# Closest Sum

#### Given an array 'ARR'' of 'N' integers and an integer 'target', your task is to find three integers in 'ARR' such that the sum is closest to the target.

##### Note

```
In the case of two closest sums, print the smallest sum.
```

##### Input Format

```
The first line contains an integer 'T' which denotes the number of test cases or queries to be run. Then, the T test cases follow.
The first line of each test case or query contains an integer 'N' representing the size of the array.
The second line contains 'N' single space-separated integers, representing the elements in the array.
The third line contains the value of the target.
```

##### Output Format

```
For each test case, print the sum of triplets closest to the target.
Print the output of each test case in a new line.
```

##### Note

```
You do not need to print anything, it has already been taken care of. Just implement the given function.
```

##### Constraints

```
1 <= T <= 10
3 <= N <= 100
-10^5 <= Arr[i] <= 10^5
-3 * 10^5 <= target <= 3 * 10^5
where Arr[i] refers to the elements of the array.
Time Limit: 1 sec
```

The approach is to explore all the subsets of size 3 and keep a track of the difference between the target value and the sum of this subset. Then return the sum which is the closest to the target.

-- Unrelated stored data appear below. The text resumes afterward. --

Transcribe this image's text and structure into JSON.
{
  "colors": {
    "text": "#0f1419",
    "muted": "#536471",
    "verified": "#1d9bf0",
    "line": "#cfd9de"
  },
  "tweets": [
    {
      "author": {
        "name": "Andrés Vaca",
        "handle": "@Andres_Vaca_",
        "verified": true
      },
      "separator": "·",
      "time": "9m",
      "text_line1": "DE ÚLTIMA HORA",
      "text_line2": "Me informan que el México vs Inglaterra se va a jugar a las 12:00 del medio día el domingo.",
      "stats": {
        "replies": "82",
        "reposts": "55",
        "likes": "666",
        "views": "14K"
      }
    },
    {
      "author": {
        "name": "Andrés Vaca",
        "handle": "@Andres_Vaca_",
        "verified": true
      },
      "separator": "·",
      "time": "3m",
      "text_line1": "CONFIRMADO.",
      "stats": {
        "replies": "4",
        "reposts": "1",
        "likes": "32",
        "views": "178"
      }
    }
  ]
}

- Create three nested loops with counter i, j and k respectively.
- The first loop will run from 0 to N-1, the second loop will run from i+1 to N-1 and the third loop will run from j+1 to N-1.
- Check if the absolute difference of the sum of ith, jth and kth element and the value of the target is less than the absolute difference of the current value of closest sum and the value of the target. Update the closest sum if required.
- Print the closest sum.

By sorting the array the efficiency of the algorithm can be improved. This efficient approach uses the two-pointer technique.

After sorting the array, traverse the array and fix the first element of the triplet. Now use the Two Pointers algorithm to find the closest number to target - Arr[i], where i is the index of the current element of the array. Update the closest sum. Two-pointers algorithm takes linear time, so it is better than a nested loop.

Two - Pointer algorithm :

We take two pointers, one representing the first element and the other representing the last element of the array, and then we add the values kept at both the pointers. If their sum is smaller than the target then we shift the left pointer to right and if their sum is greater than the target then we shift the right pointer to left, in order to get closer to the target.

Algorithm

- Sort the given array.
- Loop over the array and fix the first element of the possible triplet, Arr[i].
- Then fix two pointers, one at i+1 and the other at N-1. Now consider the sum Arr[i+1] + Arr[n-1],
- If the sum is smaller than target - Arr[i], we increase the first pointer.
- Else, if the sum is greater than target - Arr[i], decrease the end pointer to reduce the sum.
- Update the closest sum found so far.